Shane Faulkner, Public Information Officer for the Oklahoma Department of Veterans Affairs, agreed that the whole thing hit like a whirlwind.

"We didn't know the outbreak would be that bad. It came in and escalated quickly. It came on fast," Faulkner said. "That's what this virus does. What happened in Claremore is what we feared from the beginning of March when we were all worried about if this gets into a center, how bad would it be. I wish we'd had foresight, but none of us did."

Faulkner added, "Losing one veteran was one too many…We understand, they're our brothers and sisters, as well."

He said center staff went above and beyond to implement safety precautions as quickly as possible—despite lessening staff numbers. He was thankful that the federal Veteran's Administration and the Oklahoma State Department of Health were able to help them turn the third floor into a negative pressure unit and bring in new staff.

Sheila had a plea for those not following COVID safety guidelines.

"People need to take this seriously. It's scary. I don't like staying home any more than anyone else. I go out once or twice a week, to buy groceries and go to church and I wear a mask the whole time.

I use hand sanitizer and wash my hands a whole lot….I'm aggravated because our governor won't make masks mandatory, mayors wont' make masks mandatory. If people would make them mandatory then at least workers would have to be wearing masks. Young people—I'm 71 so everyone is young people to me—have got to wear masks for the people around them. They need to take it seriously."
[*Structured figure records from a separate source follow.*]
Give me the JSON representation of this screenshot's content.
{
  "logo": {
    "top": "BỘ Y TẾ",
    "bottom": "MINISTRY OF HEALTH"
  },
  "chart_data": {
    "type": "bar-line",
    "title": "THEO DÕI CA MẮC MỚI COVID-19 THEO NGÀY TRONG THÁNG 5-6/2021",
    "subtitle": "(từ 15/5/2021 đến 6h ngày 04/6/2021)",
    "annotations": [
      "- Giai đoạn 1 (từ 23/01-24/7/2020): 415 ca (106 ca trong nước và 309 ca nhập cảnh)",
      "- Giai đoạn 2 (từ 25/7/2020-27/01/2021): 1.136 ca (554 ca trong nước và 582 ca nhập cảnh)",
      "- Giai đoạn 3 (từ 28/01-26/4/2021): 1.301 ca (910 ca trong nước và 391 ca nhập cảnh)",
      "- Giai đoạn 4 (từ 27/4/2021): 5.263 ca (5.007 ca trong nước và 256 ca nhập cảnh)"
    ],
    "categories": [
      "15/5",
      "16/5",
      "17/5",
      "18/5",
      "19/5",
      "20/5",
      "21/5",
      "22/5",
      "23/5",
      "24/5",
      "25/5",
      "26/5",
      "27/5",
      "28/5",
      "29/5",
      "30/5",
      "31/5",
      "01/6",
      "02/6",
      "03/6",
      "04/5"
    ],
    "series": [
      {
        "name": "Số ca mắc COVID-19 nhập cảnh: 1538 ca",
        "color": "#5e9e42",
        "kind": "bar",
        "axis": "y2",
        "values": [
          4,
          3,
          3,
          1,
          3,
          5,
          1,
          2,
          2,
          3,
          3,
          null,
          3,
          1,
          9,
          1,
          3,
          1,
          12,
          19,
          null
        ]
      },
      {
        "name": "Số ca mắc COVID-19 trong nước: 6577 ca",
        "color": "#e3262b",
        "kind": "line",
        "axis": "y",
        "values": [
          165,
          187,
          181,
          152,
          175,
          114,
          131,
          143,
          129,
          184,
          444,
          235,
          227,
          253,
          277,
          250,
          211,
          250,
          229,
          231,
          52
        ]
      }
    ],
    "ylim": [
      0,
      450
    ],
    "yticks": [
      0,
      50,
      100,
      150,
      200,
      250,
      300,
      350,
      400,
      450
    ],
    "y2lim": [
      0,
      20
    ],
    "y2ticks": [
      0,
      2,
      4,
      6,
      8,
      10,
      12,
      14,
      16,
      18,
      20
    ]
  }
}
She added, "Back in1918 my grandmother lost her first husband to the Spanish Flu and I knew how that had affected her and that family. And now I'm thinking here we're going through this with the pandemic and it's killing thousands—we've seen how it goes, we should be able to deal with it better. I just wish they'd all take it seriously."


Faulkner said the Claremore Veteran's Center has had three positive testis the past 30 days.

"All three are still in the building. I'm told they're experiencing little to no symptoms," he said.

In July, a state press conference put a spotlight on a COVID outbreak at the center. At that time the center reported 10 deaths and 62 positive cases among patients.

The week of August 20, the center reported 129 positive cases and 36 deaths among patients at the 302-bed facility. Additionally, 61 staff members had tested positive.